É hora de dar apoio, de reverter o quadro. Mais do que nunca um antigo chavão tem em seu conteúdo a posição que todos deveriam tomar: “a união faz a força.”
Professores, mostrem a que vieram. Vieram sim, para qualificar progressivamente o seu trabalho, para trabalhar com seriedade com o propósito de fazer o melhor que puderem. Vieram para serem respeitados e valorizados, vieram para que seu trabalho com jovens, adultos e crianças finalmente seja prestigiado e acredita-se nisso. Porque vocês querem as salas de aula cheias novamente e também para poder observar o crescimento intelectual e de maturidade de cada educando. Os professores esperam que seus alunos pensem na escola como o lugar que foi feito para eles e por eles. Querem trabalhar com entusiasmo, mas querem sentir-se valorizados e não simplesmente terem que questionar sobre qual é o espaço e o valor da Educação, num país que não valoriza seus professores. A grande dúvida é como reverter este quadro?

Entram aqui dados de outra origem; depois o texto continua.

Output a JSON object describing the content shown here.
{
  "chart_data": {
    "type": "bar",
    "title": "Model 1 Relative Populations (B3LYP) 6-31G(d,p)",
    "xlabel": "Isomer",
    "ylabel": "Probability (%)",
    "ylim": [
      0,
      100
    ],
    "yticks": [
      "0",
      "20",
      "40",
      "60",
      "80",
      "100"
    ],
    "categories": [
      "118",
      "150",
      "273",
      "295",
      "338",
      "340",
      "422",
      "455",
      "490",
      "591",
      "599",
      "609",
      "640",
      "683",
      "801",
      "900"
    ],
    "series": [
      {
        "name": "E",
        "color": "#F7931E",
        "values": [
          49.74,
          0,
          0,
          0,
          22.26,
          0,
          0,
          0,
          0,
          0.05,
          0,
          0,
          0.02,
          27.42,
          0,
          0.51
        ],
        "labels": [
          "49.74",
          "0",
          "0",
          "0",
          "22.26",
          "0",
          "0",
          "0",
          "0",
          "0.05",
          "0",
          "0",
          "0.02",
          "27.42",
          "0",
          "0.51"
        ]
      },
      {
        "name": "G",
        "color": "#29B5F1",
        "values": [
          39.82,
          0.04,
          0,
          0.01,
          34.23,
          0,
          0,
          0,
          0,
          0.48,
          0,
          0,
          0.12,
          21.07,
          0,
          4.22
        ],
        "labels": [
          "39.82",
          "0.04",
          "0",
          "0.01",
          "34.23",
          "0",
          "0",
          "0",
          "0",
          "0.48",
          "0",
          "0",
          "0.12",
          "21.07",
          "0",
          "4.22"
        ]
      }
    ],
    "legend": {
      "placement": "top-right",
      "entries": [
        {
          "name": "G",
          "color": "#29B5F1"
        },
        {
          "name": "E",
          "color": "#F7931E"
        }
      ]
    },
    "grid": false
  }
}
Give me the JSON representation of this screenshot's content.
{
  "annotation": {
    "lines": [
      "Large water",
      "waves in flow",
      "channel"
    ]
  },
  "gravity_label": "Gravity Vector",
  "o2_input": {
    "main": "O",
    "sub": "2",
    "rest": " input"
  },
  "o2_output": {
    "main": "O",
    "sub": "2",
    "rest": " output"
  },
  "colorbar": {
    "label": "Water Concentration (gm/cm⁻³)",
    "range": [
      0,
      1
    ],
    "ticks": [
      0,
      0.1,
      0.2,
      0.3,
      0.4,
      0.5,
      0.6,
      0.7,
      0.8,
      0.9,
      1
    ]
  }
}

Se a greve ou sua ameaça representa apenas parte de uma questão antiga que envolve a desvalorização do profissional da educação, então resta a toda a sociedade refletir sobre o papel da família, da escola, do poder público e da sociedade como um todo. Resta lutar e esperar que cada segmento cumpra o seu papel e se comprometa com o futuro das novas gerações. Já que esta reflexão é importante para que a população, de modo geral, a exemplo dos japoneses, compreenda o valor de suas ações e de sua participação nessas questões, na medida em que possa comprometer-se com o que cabe a cada um, como responsável nesse processo.






Autoria: Ana Lúcia Pacheco de Souza



[1] Fragmento de texto extraído do jornal Zero Hora do dia 19-03-06.